Netty源码十 Netty性能优化工具类解析

1. 概述

两个出现频率很高的工具类:

  • FastThreadLocal
    从字面上看,作用和ThreadLocal相当,但是它的速度更快。ThreadLocal是在访问成员变量的时候,通过线程本地化的方式避免多线程的竞争,在保证状态一致性的同时优化程序性能。FastThreadLocal重新实现了jdk的ThreadLocal的功能,并且访问速度更快。

  • Recycler
    轻量级的对象池。作用快速的创建对象,另外一方面避免反复创建对象,能够减少jvm的gc压力。Netty使用Recycler来获取ByteBuf对象,因为ByteBuf对象创建非常频繁,并且ByteBuf也比较占用空间。

2. FastThreadLocal的使用

demo:

public class FastThreadLocalTest {

    private static FastThreadLocal<Object> threadLocal = new FastThreadLocal<Object>() {
        @Override
        protected Object initialValue() throws Exception {
            return new Object();
        }
    };

    public static void main(String[] args) {
        new Thread(() -> {
            Object obj = threadLocal.get();
            // ... do with obj
            System.out.println(obj);
        }).start();

        new Thread(() -> {
            Object obj = threadLocal.get();
            // ... do with obj
            System.out.println(obj);
        }).start();
    }
}

FastThreadLocal的作用是将变量封闭到线程里。
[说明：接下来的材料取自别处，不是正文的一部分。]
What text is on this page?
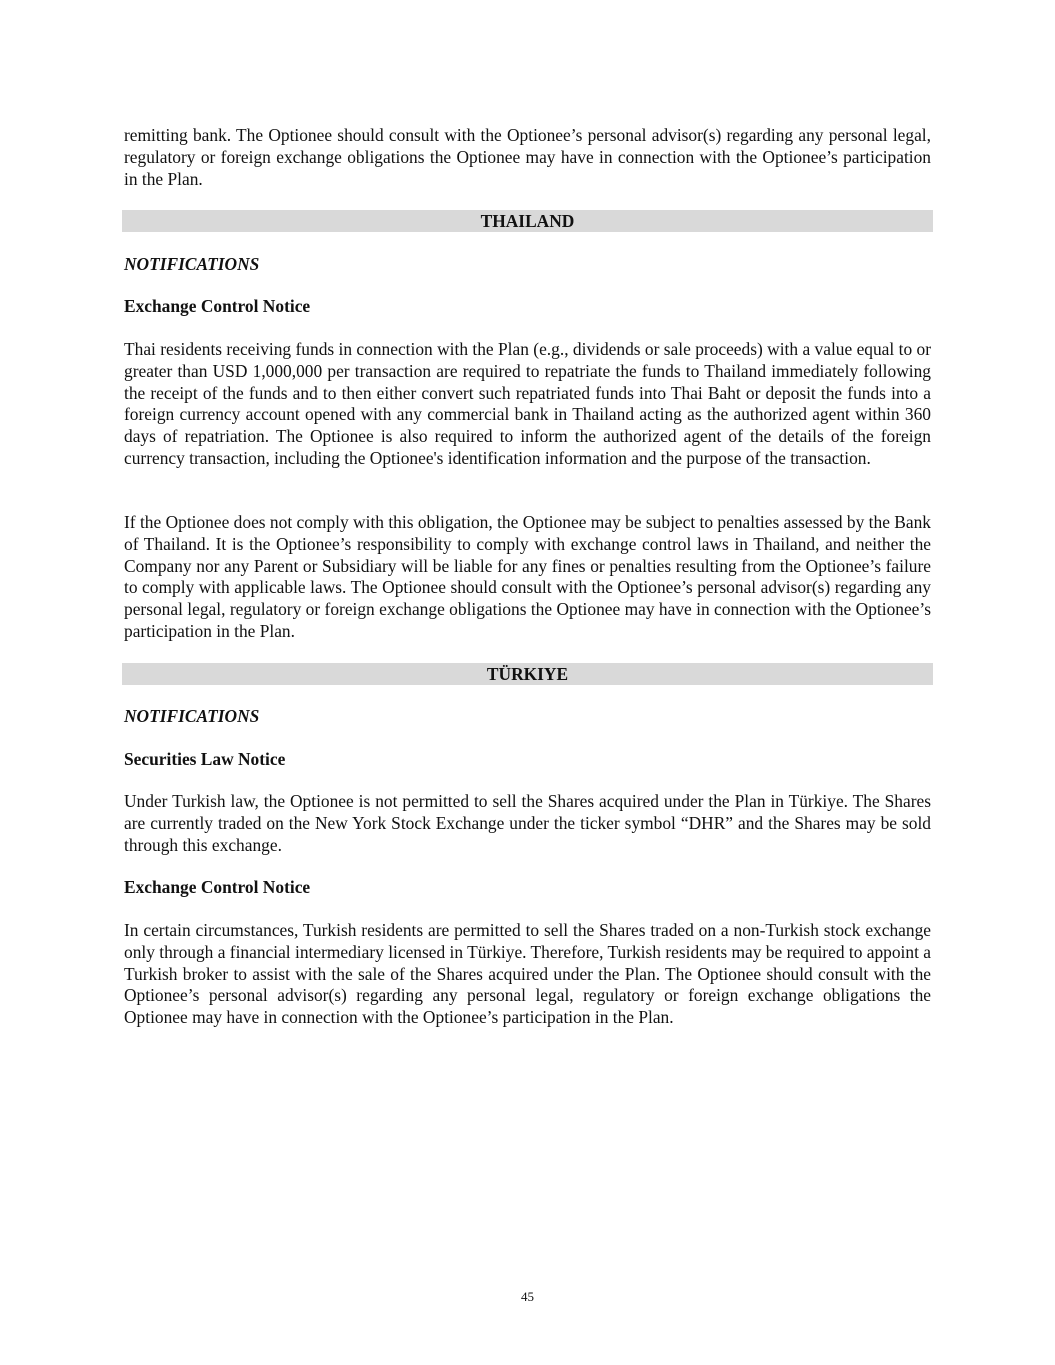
remitting bank. The Optionee should consult with the Optionee’s personal advisor(s) regarding any personal legal, regulatory or foreign exchange obligations the Optionee may have in connection with the Optionee’s participation in the Plan.

THAILAND
NOTIFICATIONS
Exchange Control Notice

Thai residents receiving funds in connection with the Plan (e.g., dividends or sale proceeds) with a value equal to or greater than USD 1,000,000 per transaction are required to repatriate the funds to Thailand immediately following the receipt of the funds and to then either convert such repatriated funds into Thai Baht or deposit the funds into a foreign currency account opened with any commercial bank in Thailand acting as the authorized agent within 360 days of repatriation. The Optionee is also required to inform the authorized agent of the details of the foreign currency transaction, including the Optionee's identification information and the purpose of the transaction.

If the Optionee does not comply with this obligation, the Optionee may be subject to penalties assessed by the Bank of Thailand. It is the Optionee’s responsibility to comply with exchange control laws in Thailand, and neither the Company nor any Parent or Subsidiary will be liable for any fines or penalties resulting from the Optionee’s failure to comply with applicable laws. The Optionee should consult with the Optionee’s personal advisor(s) regarding any personal legal, regulatory or foreign exchange obligations the Optionee may have in connection with the Optionee’s participation in the Plan.

TÜRKIYE
NOTIFICATIONS
Securities Law Notice

Under Turkish law, the Optionee is not permitted to sell the Shares acquired under the Plan in Türkiye. The Shares are currently traded on the New York Stock Exchange under the ticker symbol “DHR” and the Shares may be sold through this exchange.

Exchange Control Notice

In certain circumstances, Turkish residents are permitted to sell the Shares traded on a non-Turkish stock exchange only through a financial intermediary licensed in Türkiye. Therefore, Turkish residents may be required to appoint a Turkish broker to assist with the sale of the Shares acquired under the Plan. The Optionee should consult with the Optionee’s personal advisor(s) regarding any personal legal, regulatory or foreign exchange obligations the Optionee may have in connection with the Optionee’s participation in the Plan.

45
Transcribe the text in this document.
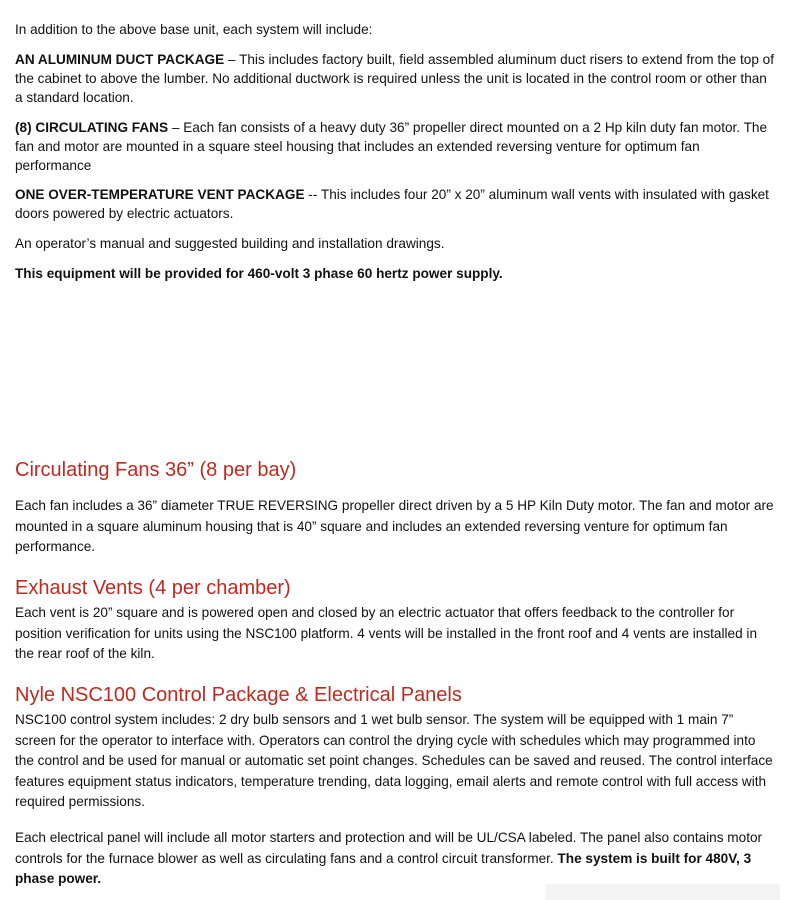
In addition to the above base unit, each system will include:

AN ALUMINUM DUCT PACKAGE – This includes factory built, field assembled aluminum duct risers to extend from the top of the cabinet to above the lumber. No additional ductwork is required unless the unit is located in the control room or other than a standard location.

(8) CIRCULATING FANS – Each fan consists of a heavy duty 36” propeller direct mounted on a 2 Hp kiln duty fan motor. The fan and motor are mounted in a square steel housing that includes an extended reversing venture for optimum fan performance

ONE OVER-TEMPERATURE VENT PACKAGE -- This includes four 20” x 20” aluminum wall vents with insulated with gasket doors powered by electric actuators.

An operator’s manual and suggested building and installation drawings.

This equipment will be provided for 460-volt 3 phase 60 hertz power supply.

Circulating Fans 36” (8 per bay)

Each fan includes a 36” diameter TRUE REVERSING propeller direct driven by a 5 HP Kiln Duty motor. The fan and motor are mounted in a square aluminum housing that is 40” square and includes an extended reversing venture for optimum fan performance.

Exhaust Vents (4 per chamber)

Each vent is 20” square and is powered open and closed by an electric actuator that offers feedback to the controller for position verification for units using the NSC100 platform. 4 vents will be installed in the front roof and 4 vents are installed in the rear roof of the kiln.

Nyle NSC100 Control Package & Electrical Panels

NSC100 control system includes: 2 dry bulb sensors and 1 wet bulb sensor. The system will be equipped with 1 main 7” screen for the operator to interface with. Operators can control the drying cycle with schedules which may programmed into the control and be used for manual or automatic set point changes. Schedules can be saved and reused. The control interface features equipment status indicators, temperature trending, data logging, email alerts and remote control with full access with required permissions.

Each electrical panel will include all motor starters and protection and will be UL/CSA labeled. The panel also contains motor controls for the furnace blower as well as circulating fans and a control circuit transformer. The system is built for 480V, 3 phase power.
每个线程从FastThreadLocal拿到的变量都是线程独享;一个线程对变量的修改不会影响其他的线程。

3. FastThreadLocal的实现机制

从以下三个方面讨论:

  • FastThreadLocal的创建
  • FastThreadLocal的get()方法实现
  • FastThreadLocal的set() 方法实现

** FastThreadLocal的创建**
每个FastThreadLocal都有一个唯一的index值,这一点对于它很重要。

    public FastThreadLocal() {
        index = InternalThreadLocalMap.nextVariableIndex();
    }

InternalThreadLocalMap的nextVariableIndex方法:

    static final AtomicInteger nextIndex = new AtomicInteger();
    public static int nextVariableIndex() {
        int index = nextIndex.getAndIncrement();
        if (index < 0) {
            nextIndex.decrementAndGet();
            throw new IllegalStateException("too many thread-local indexed variables");
        }
        return index;
    }

FastThreadLocal的get()方法实现

    1. 获取ThreadLocalMap
      我们看FastThreadLocal的get()方法:
    public final V get() {
        InternalThreadLocalMap threadLocalMap = InternalThreadLocalMap.get();
        Object v = threadLocalMap.indexedVariable(index);
        if (v != InternalThreadLocalMap.UNSET) {
            return (V) v;
        }

        V value = initialize(threadLocalMap);
        registerCleaner(threadLocalMap);
        return value;
    }

分析InternalThreadLocalMap的get(),可以看到如果线程是FastThreadLocalThread线程,走fastGet();如果不是则走slowGet():

    public static InternalThreadLocalMap get() {
        Thread thread = Thread.currentThread();
        if (thread instanceof FastThreadLocalThread) {
            return fastGet((FastThreadLocalThread) thread);
        } else {
            return slowGet();
        }
    }

我们来看fastGet(),实际上是FastThreadLocal直接绑定了一个ThreadLocalMap,返回它即可:

    private static InternalThreadLocalMap fastGet(FastThreadLocalThread thread) {
        InternalThreadLocalMap threadLocalMap = thread.threadLocalMap(); // 直接返回线程里面的threadLocalMap成员变量
        if (threadLocalMap == null) {
            thread.setThreadLocalMap(threadLocalMap = new InternalThreadLocalMap());
        }
        return threadLocalMap;
    }

slowget()是使用Jdk的ThreadLocal,然后从ThreadLocal中获取Map。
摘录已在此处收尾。